#284: It’s Over Once You Celebrate
It’s that festive, end-of-the-year time again. You know what that means, don’t you? It means you want to wrap up many unfinished projects so that you can unwrap many unopened presents. In a mellow state of mind.
And because you are sliding towards mellow, you risk forgetting that nothing is over until it’s over. What makes this so easy to forget is because we don’t distinguish between goal-directed activity and goal activity.
Goal-directed activity is what we do to reach a goal. Goal activity is what we do when we reach the goal.

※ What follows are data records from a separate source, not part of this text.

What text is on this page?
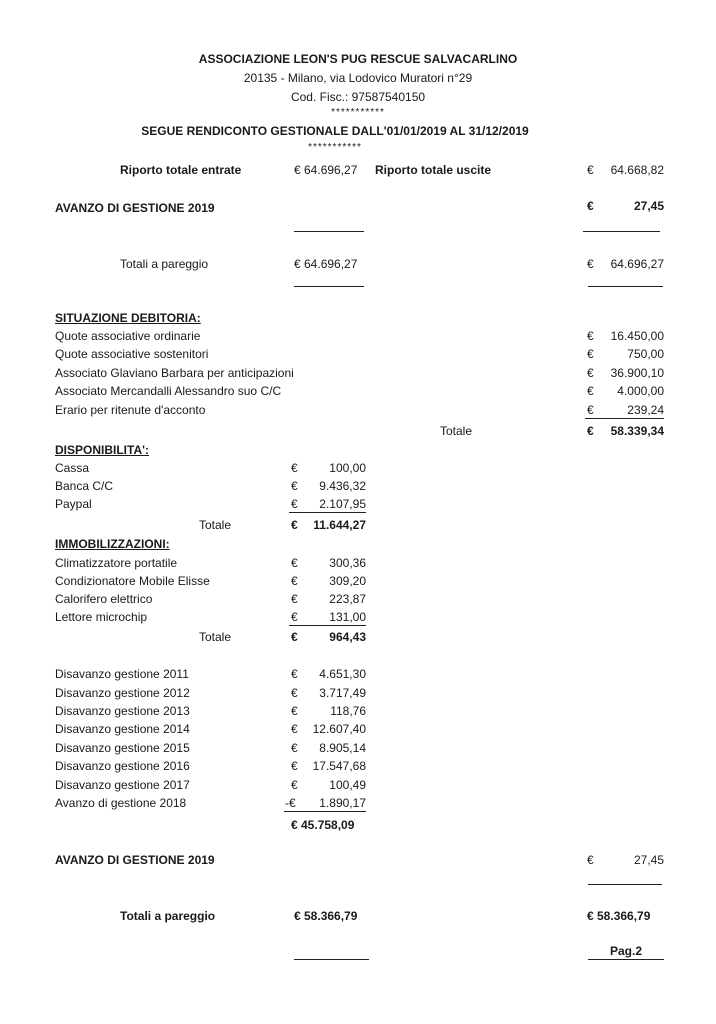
ASSOCIAZIONE LEON'S PUG RESCUE SALVACARLINO
20135 - Milano, via Lodovico Muratori n°29
Cod. Fisc.: 97587540150
***********
SEGUE RENDICONTO GESTIONALE DALL'01/01/2019 AL 31/12/2019
***********
Riporto totale entrate	€ 64.696,27 Riporto totale uscite	€	64.668,82
AVANZO DI GESTIONE 2019	€	27,45
Totali a pareggio	€ 64.696,27	€	64.696,27
SITUAZIONE DEBITORIA:
Quote associative ordinarie	€	16.450,00
Quote associative sostenitori	€	750,00
Associato Glaviano Barbara per anticipazioni	€	36.900,10
Associato Mercandalli Alessandro suo C/C	€	4.000,00
Erario per ritenute d'acconto	€	239,24
Totale	€	58.339,34
DISPONIBILITA':
Cassa	€	100,00
Banca C/C	€	9.436,32
Paypal	€	2.107,95
Totale	€	11.644,27
IMMOBILIZZAZIONI:
Climatizzatore portatile	€	300,36
Condizionatore Mobile Elisse	€	309,20
Calorifero elettrico	€	223,87
Lettore microchip	€	131,00
Totale	€	964,43
Disavanzo gestione 2011	€	4.651,30
Disavanzo gestione 2012	€	3.717,49
Disavanzo gestione 2013	€	118,76
Disavanzo gestione 2014	€	12.607,40
Disavanzo gestione 2015	€	8.905,14
Disavanzo gestione 2016	€	17.547,68
Disavanzo gestione 2017	€	100,49
Avanzo di gestione 2018	-€	1.890,17
€ 45.758,09
AVANZO DI GESTIONE 2019	€	27,45
Totali a pareggio	€ 58.366,79	€ 58.366,79
Pag.2
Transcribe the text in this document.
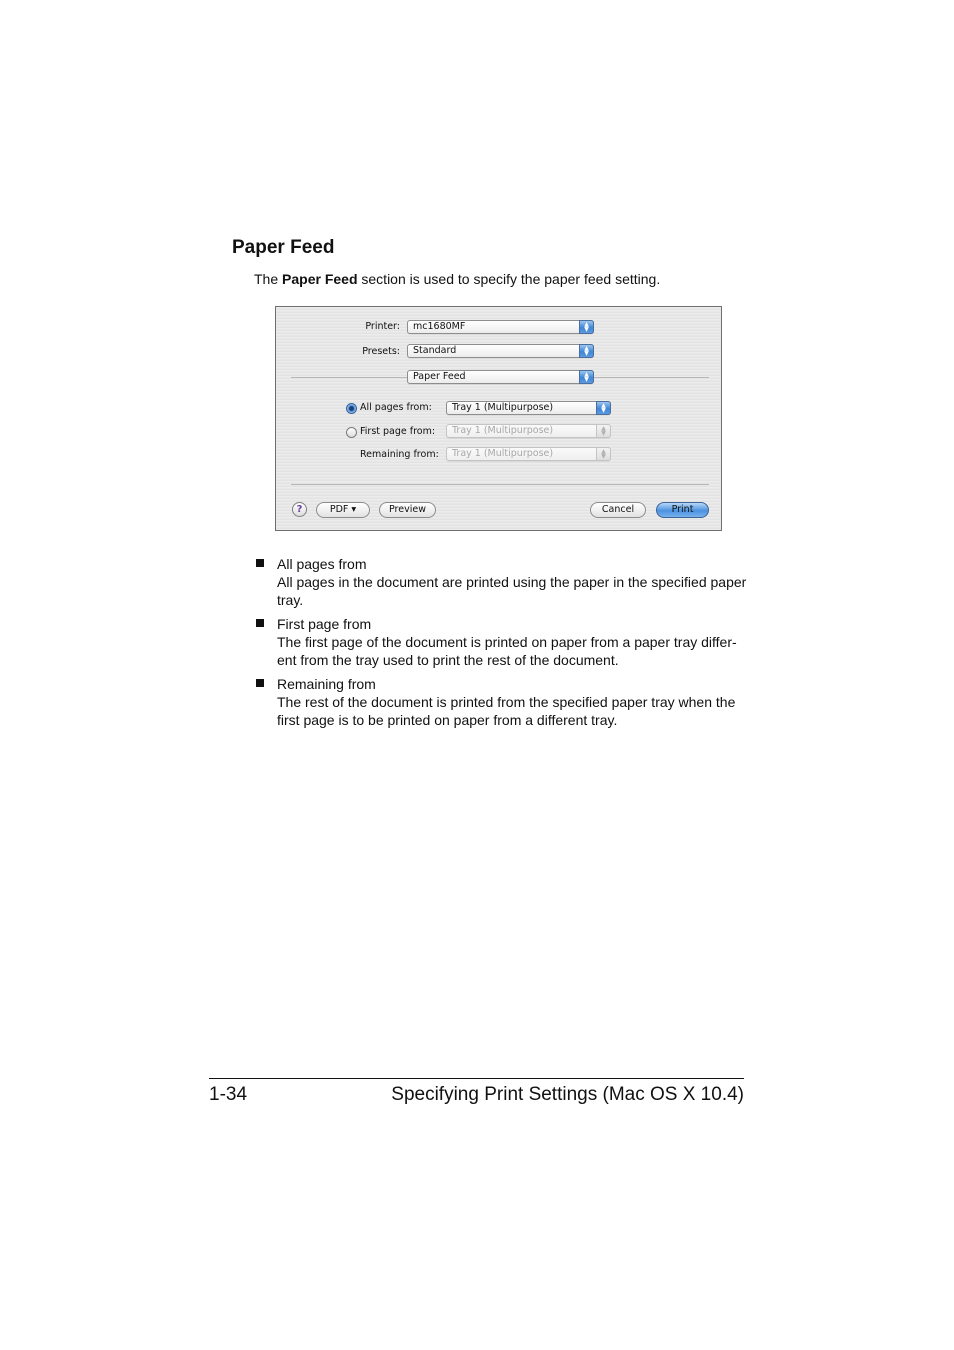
Paper Feed
The Paper Feed section is used to specify the paper feed setting.
Printer:	mc1680MF	▲
▼
Presets:	Standard	▲
▼
Paper Feed	▲
▼
All pages from:	Tray 1 (Multipurpose)	▲
▼
First page from:	Tray 1 (Multipurpose)	▲
▼
Remaining from:	Tray 1 (Multipurpose)	▲
▼
?	PDF ▾	Preview	Cancel	Print
All pages from
All pages in the document are printed using the paper in the specified paper tray.
First page from
The first page of the document is printed on paper from a paper tray differ-ent from the tray used to print the rest of the document.
Remaining from
The rest of the document is printed from the specified paper tray when the first page is to be printed on paper from a different tray.
1-34	Specifying Print Settings (Mac OS X 10.4)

Hang on a moment. Why do we do things at work? Actually, why do we do anything anywhere? We do things because we hope to get a reward of some sort for doing it. In other words, we are willing-to-do because we are hoping-to-get.

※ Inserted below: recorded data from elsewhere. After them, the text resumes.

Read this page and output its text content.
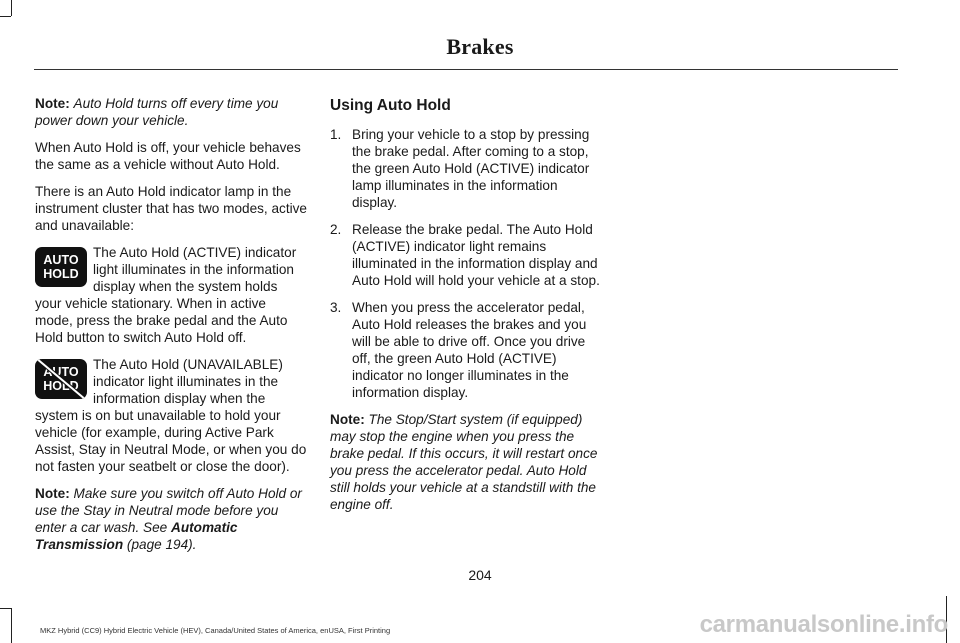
Brakes

Note: Auto Hold turns off every time you power down your vehicle.

When Auto Hold is off, your vehicle behaves the same as a vehicle without Auto Hold.

There is an Auto Hold indicator lamp in the instrument cluster that has two modes, active and unavailable:

AUTO
HOLD
The Auto Hold (ACTIVE) indicator light illuminates in the information display when the system holds your vehicle stationary. When in active mode, press the brake pedal and the Auto Hold button to switch Auto Hold off.
AUTO
HOLD
The Auto Hold (UNAVAILABLE) indicator light illuminates in the information display when the system is on but unavailable to hold your vehicle (for example, during Active Park Assist, Stay in Neutral Mode, or when you do not fasten your seatbelt or close the door).

Note: Make sure you switch off Auto Hold or use the Stay in Neutral mode before you enter a car wash. See Automatic Transmission (page 194).

Using Auto Hold
1. Bring your vehicle to a stop by pressing the brake pedal. After coming to a stop, the green Auto Hold (ACTIVE) indicator lamp illuminates in the information display.
2. Release the brake pedal. The Auto Hold (ACTIVE) indicator light remains illuminated in the information display and Auto Hold will hold your vehicle at a stop.
3. When you press the accelerator pedal, Auto Hold releases the brakes and you will be able to drive off. Once you drive off, the green Auto Hold (ACTIVE) indicator no longer illuminates in the information display.

Note: The Stop/Start system (if equipped) may stop the engine when you press the brake pedal. If this occurs, it will restart once you press the accelerator pedal. Auto Hold still holds your vehicle at a standstill with the engine off.

204
MKZ Hybrid (CC9) Hybrid Electric Vehicle (HEV), Canada/United States of America, enUSA, First Printing	carmanualsonline.info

But because we are human, we complicate things. Doing things (goal-directed activity) increases our need or desire. Enjoying the results (goal activity) reduces our need and desire.
Got that? No? Neither did I. Until I thought of this example: preparing dinner.
Preparing dinner is goal-directed activity. The closer you get to the end of making dinner, the hungrier you become. (Which is why every chef tastes the food being prepared.) Eating dinner is goal activity. The more you eat, the less hungry you become.
Why should you, as a manager, distinguish between goal-directed activity and goal activity? If you celebrate the end of a project before it is totally done, you will struggle to get people to wrap up any loose ends that will finish it completely.
Welcome to my side of the nonsense divide.